5 thoughts on “Health Care Reform Odds and Ends

  1. I enjoy your usually even-handed and well-reasoned posts, but I have to ask about your assertion that “Politicians will no doubt pound on carriers for this result, but serious lawmakers realize that the only way to restrain the cost of medical insurance is to restrain the cost of medical care.” Given insurance industry administrative friction, which consumes a fairly large portion (23-30% in NYS) of the health care dollar, why wouldn’t a lawmaker, serious or not, look for some give from the industry?

    • Glad you enjoy the blog, Bob. And thanks for the question. What I was alluding to is that Congress has already looked to the industry for give through the Medical Loss Ratio requirements, requiring carriers to take all applicants. What concerns me is that some lawmakers and pundits then chastise carriers for reallocating expenses they previously treated as administration as being health related when that reallocation is called for by the law. Prior to health care reform it didn’t matter how carriers expensed disease management programs, to take a simple example. Now it does. Criticizing carriers for correctly allocating those expenses strike me as a cheap shot against an easy target — the health plans. When the cost of health insurance goes up — as it will as a result of several provisions of the new law and because of medical trend, my fear is that lawmakers will again take the easy path and attack health plans while failing to address medical costs. Attacking health insurance companies is easy. Moving from a fee-for-service model to a more cost effective model of paying for health care (to mention just one idea) is far from easy.

      A long way of saying, insurance industry administrative friction is a valid target. Addressing skyrocketing medical costs is more important target. No reason we can’t address both. My fear is that lawmakers will avoid the tougher of the two issues.
      Alan

  2. NY District 1’s current congressman, Tim Bishop used the CBO estimates to ”prove” that the HCR bill would be deficit neutral. That can be either tragic or unethical..depending on what your perspective is, I guess.

    My question is this, how involved in the creation of the actual, ”street level” policy is Kaiser Foundation/Kaiser Health Plans?

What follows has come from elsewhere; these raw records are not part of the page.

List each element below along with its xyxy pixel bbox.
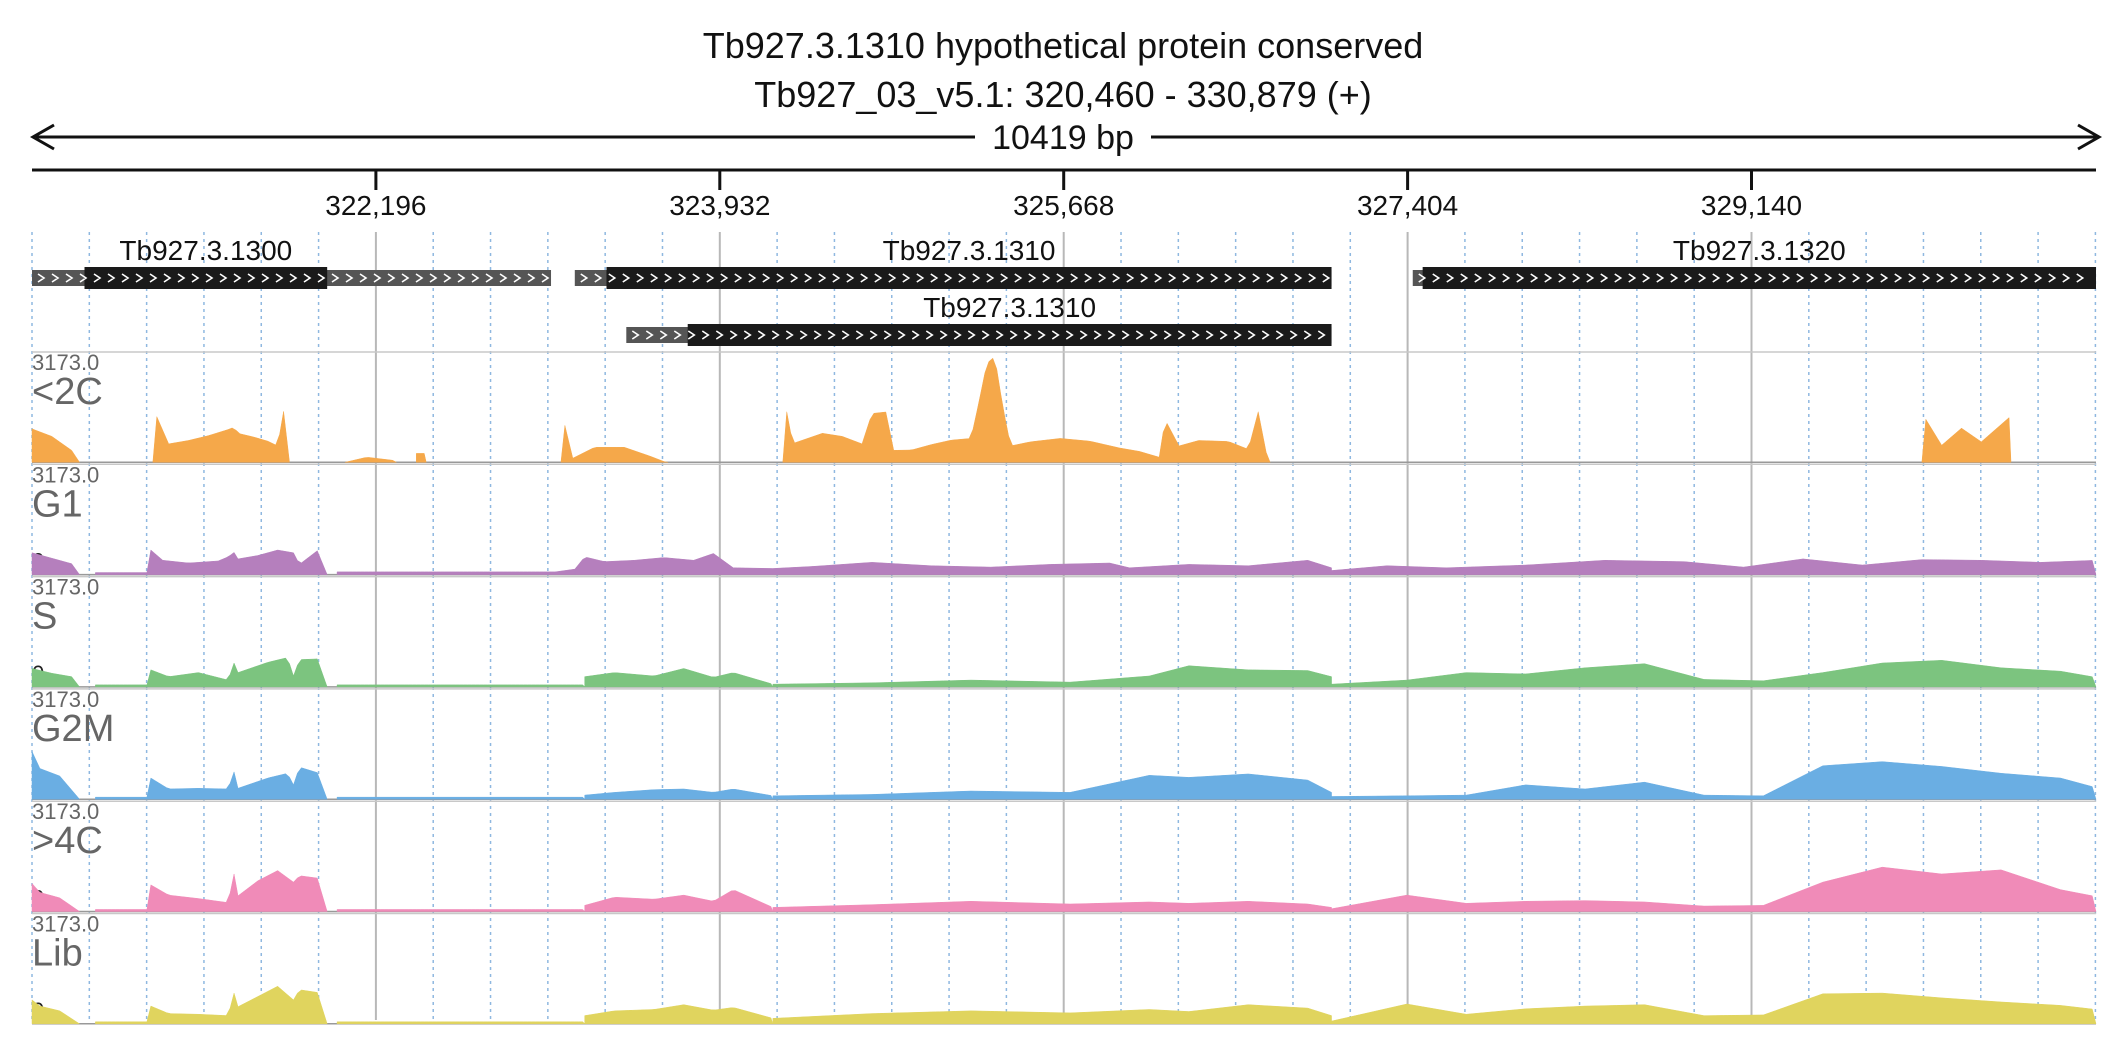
coverage-area: [31, 882, 81, 912]
coverage-area: [772, 1004, 1332, 1025]
coverage-area: [560, 425, 668, 463]
gene-cds: [687, 324, 1332, 346]
coverage-track: 3173.0G10: [31, 462, 2097, 576]
coverage-track: 3173.0S0: [31, 575, 2097, 688]
coverage-area: [152, 411, 290, 463]
axis-tick-label: 323,932: [669, 190, 770, 221]
coverage-area: [1331, 558, 2097, 575]
track-name-label: >4C: [32, 820, 103, 862]
coverage-track: 3173.0G2M0: [31, 687, 2097, 800]
coverage-area: [31, 999, 81, 1025]
figure-title: Tb927.3.1310 hypothetical protein conser…: [703, 25, 1424, 66]
track-max-label: 3173.0: [32, 799, 99, 824]
track-name-label: G1: [32, 483, 83, 525]
track-name-label: <2C: [32, 371, 103, 413]
coverage-area: [1331, 992, 2097, 1025]
coverage-area: [31, 668, 81, 688]
track-max-label: 3173.0: [32, 462, 99, 487]
position-axis: 322,196 323,932 325,668 327,404 329,140: [32, 168, 2096, 221]
coverage-area: [772, 665, 1332, 688]
span-arrow-right-icon: [2077, 123, 2103, 151]
coverage-area: [812, 560, 1332, 575]
axis-tick-label: 329,140: [1701, 190, 1802, 221]
gene-feature: Tb927.3.1320: [1412, 235, 2096, 289]
span-label: 10419 bp: [992, 119, 1134, 157]
coverage-area: [95, 657, 328, 688]
coverage-area: [416, 453, 427, 463]
coverage-track: 3173.0<2C0: [31, 350, 2096, 464]
coverage-area: [574, 553, 813, 575]
coverage-area: [336, 568, 576, 575]
gene-label: Tb927.3.1300: [119, 235, 292, 266]
coverage-area: [584, 668, 774, 688]
span-label-bg: [975, 118, 1151, 156]
axis-tick-label: 322,196: [325, 190, 426, 221]
coverage-area: [95, 549, 328, 575]
track-max-label: 3173.0: [32, 687, 99, 712]
gene-feature: Tb927.3.1310: [574, 235, 1332, 289]
coverage-area: [772, 901, 1332, 912]
coverage-area: [782, 357, 1271, 463]
guide-lines: [31, 232, 2097, 1020]
coverage-area: [336, 796, 586, 800]
gene-strand-chevrons-icon: [631, 330, 1326, 340]
span-ruler: 10419 bp: [29, 118, 2103, 157]
track-max-label: 3173.0: [32, 575, 99, 600]
coverage-area: [31, 428, 81, 463]
gene-label: Tb927.3.1310: [923, 292, 1096, 323]
track-max-label: 3173.0: [32, 350, 99, 375]
coverage-area: [95, 767, 328, 800]
gene-label: Tb927.3.1310: [883, 235, 1056, 266]
span-arrow-left-icon: [29, 123, 55, 151]
gene-strand-chevrons-icon: [1418, 273, 2085, 283]
gene-strand-chevrons-icon: [580, 273, 1331, 283]
track-name-label: G2M: [32, 708, 114, 750]
track-max-label: 3173.0: [32, 912, 99, 937]
figure-subtitle: Tb927_03_v5.1: 320,460 - 330,879 (+): [754, 74, 1371, 115]
axis-tick-label: 327,404: [1357, 190, 1458, 221]
gene-feature: Tb927.3.1310: [626, 292, 1332, 346]
coverage-area: [336, 684, 586, 688]
track-name-label: Lib: [32, 933, 83, 975]
coverage-area: [344, 457, 397, 463]
coverage-area: [772, 773, 1332, 800]
gene-cds: [84, 267, 328, 289]
gene-track: Tb927.3.1300 Tb927.3.1310 Tb927.3.1310 Tb92…: [32, 235, 2096, 346]
gene-strand-chevrons-icon: [37, 273, 550, 283]
coverage-track: 3173.0Lib0: [31, 912, 2097, 1025]
axis-tick-label: 325,668: [1013, 190, 1114, 221]
coverage-area: [95, 870, 328, 912]
coverage-area: [336, 909, 586, 912]
coverage-area: [1921, 417, 2012, 463]
track-name-label: S: [32, 596, 57, 638]
coverage-area: [584, 788, 774, 800]
gene-cds: [606, 267, 1332, 289]
gene-feature: Tb927.3.1300: [32, 235, 552, 289]
coverage-area: [31, 552, 81, 575]
coverage-area: [95, 985, 328, 1025]
gene-label: Tb927.3.1320: [1673, 235, 1846, 266]
coverage-tracks: 3173.0<2C03173.0G103173.0S03173.0G2M0317…: [31, 350, 2097, 1025]
coverage-area: [584, 890, 774, 912]
coverage-area: [1331, 660, 2097, 688]
coverage-area: [1331, 761, 2097, 800]
coverage-area: [31, 751, 81, 800]
coverage-track: 3173.0>4C0: [31, 799, 2097, 913]
coverage-area: [1331, 866, 2097, 912]
coverage-area: [336, 1021, 586, 1025]
coverage-area: [584, 1004, 774, 1025]
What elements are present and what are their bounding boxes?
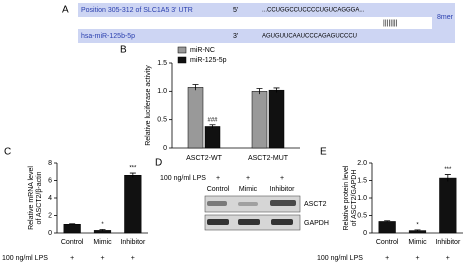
y-tick-label: 0 — [48, 230, 52, 237]
bar — [124, 175, 142, 234]
error-bar — [444, 174, 451, 182]
legend-label: miR-NC — [190, 47, 215, 54]
error-bar — [69, 223, 76, 225]
lps-sign: + — [385, 255, 389, 262]
significance: *** — [444, 167, 452, 173]
row-end: 3' — [233, 33, 238, 40]
legend-swatch — [177, 46, 187, 54]
bar — [204, 126, 221, 149]
bar — [268, 89, 285, 149]
y-tick-label: 0.5 — [357, 212, 367, 219]
lps-sign: + — [216, 175, 220, 182]
y-tick-label: 0 — [163, 145, 167, 152]
significance: * — [416, 222, 419, 228]
error-bar — [192, 84, 199, 91]
lps-sign: + — [100, 255, 104, 262]
blot-band — [238, 219, 260, 225]
y-tick-label: 1.0 — [357, 195, 367, 202]
error-bar — [384, 220, 391, 223]
bar — [251, 91, 268, 149]
blot-band — [271, 219, 293, 225]
row-label: hsa-miR-125b-5p — [81, 33, 135, 40]
lps-label: 100 ng/ml LPS — [160, 175, 206, 182]
y-axis-label: Relative luciferase activity — [145, 65, 152, 146]
panel-letter: B — [120, 45, 127, 56]
bar — [63, 224, 81, 234]
y-tick-label: 2.0 — [357, 160, 367, 167]
bar — [187, 87, 204, 149]
legend-swatch — [177, 56, 187, 64]
significance: ### — [207, 117, 218, 123]
band-label: GAPDH — [304, 220, 329, 227]
x-tick-label: Mimic — [408, 239, 427, 246]
y-tick-label: 0 — [363, 230, 367, 237]
lane-label: Inhibitor — [270, 186, 296, 193]
y-tick-label: 1.0 — [157, 88, 167, 95]
row-end: 5' — [233, 7, 238, 14]
panel-letter: D — [155, 158, 162, 169]
sequence-band — [78, 3, 455, 17]
error-bar — [273, 87, 280, 93]
x-tick-label: ASCT2-WT — [186, 155, 223, 162]
y-axis-label: Relative protein level — [343, 165, 350, 230]
y-tick-label: 1.5 — [357, 177, 367, 184]
lps-label: 100 ng/ml LPS — [317, 255, 363, 262]
x-tick-label: ASCT2-MUT — [248, 155, 289, 162]
bar — [378, 221, 396, 234]
y-tick-label: 4 — [48, 195, 52, 202]
y-axis-label: of ASCT2/β-actin — [36, 171, 43, 224]
bar — [439, 177, 457, 234]
y-tick-label: 1.5 — [157, 60, 167, 67]
y-axis-label: of ASCT2/GAPDH — [351, 170, 358, 227]
lps-sign: + — [415, 255, 419, 262]
blot-band — [207, 219, 229, 225]
site-type: 8mer — [437, 14, 454, 21]
legend-label: miR-125-5p — [190, 57, 227, 64]
lps-sign: + — [280, 175, 284, 182]
significance: * — [101, 222, 104, 228]
panel-letter: C — [4, 147, 11, 158]
pairing: |||||||| — [383, 20, 398, 27]
lps-label: 100 ng/ml LPS — [2, 255, 48, 262]
error-bar — [414, 229, 421, 232]
y-tick-label: 6 — [48, 177, 52, 184]
lane-label: Mimic — [239, 186, 258, 193]
panel-letter: A — [62, 5, 69, 16]
y-axis-label: Relative mRNA level — [28, 166, 35, 230]
sequence: AGUGUUCAAUCCCAGAGUCCCU — [262, 34, 357, 40]
error-bar — [256, 88, 263, 95]
y-tick-label: 0.5 — [157, 117, 167, 124]
sequence-band — [78, 29, 455, 43]
lane-label: Control — [207, 186, 230, 193]
error-bar — [209, 124, 216, 129]
band-label: ASCT2 — [304, 201, 327, 208]
x-tick-label: Inhibitor — [120, 239, 146, 246]
x-tick-label: Control — [376, 239, 399, 246]
blot-band — [238, 202, 258, 206]
lps-sign: + — [446, 255, 450, 262]
sequence: ...CCUGGCCUCCCCUGUCAGGGA... — [262, 8, 365, 14]
blot-band — [207, 201, 227, 206]
significance: *** — [129, 166, 137, 172]
x-tick-label: Inhibitor — [435, 239, 461, 246]
y-tick-label: 2 — [48, 212, 52, 219]
error-bar — [99, 229, 106, 232]
error-bar — [129, 172, 136, 178]
blot-band — [270, 200, 296, 206]
y-tick-label: 8 — [48, 160, 52, 167]
lps-sign: + — [131, 255, 135, 262]
panel-letter: E — [320, 147, 327, 158]
x-tick-label: Control — [61, 239, 84, 246]
site-band — [432, 3, 455, 43]
row-label: Position 305-312 of SLC1A5 3' UTR — [81, 7, 193, 14]
lps-sign: + — [70, 255, 74, 262]
x-tick-label: Mimic — [93, 239, 112, 246]
lps-sign: + — [246, 175, 250, 182]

    • Hello Kevin: The kaiser Foundation and the Kaiser Health Plans are two separate entitites. They were both obviously funded way back when from the same source, but they operate completely independently. I know Kaiser Permanente was actively lobbying health care reform, both as an individual company and as part of the various groups they belong to. And their CEO, George Halverson, has wrttien some very good books on health care reform (I’ve cited Health Care Reform Now! in previous posts.) The Foundation is an amazingly rich resource of data and information. I don’t know if they promote specific policies or not, but I’ve found their studies to be objective and useful.

      As for the difference between the CBO and the CMS actuaries projections, it may not be as sinister as it seems. First off, these are projections. Second, they both looked at the reform from slightly different perspectives. For example, the CBO is required to accept that the Medicare savings from reducing waste and fraud and by changing the payment system will be implemented. The Actuaries were not. Both of these sources (the CBO and the CMS actuaries) are highly regarded and relied upon by members of both parties. So while I would never say one of their projections “proves” anything (they are, after all, only educated guesses), it doesn’t surprise me when advocates on one side or another say they do.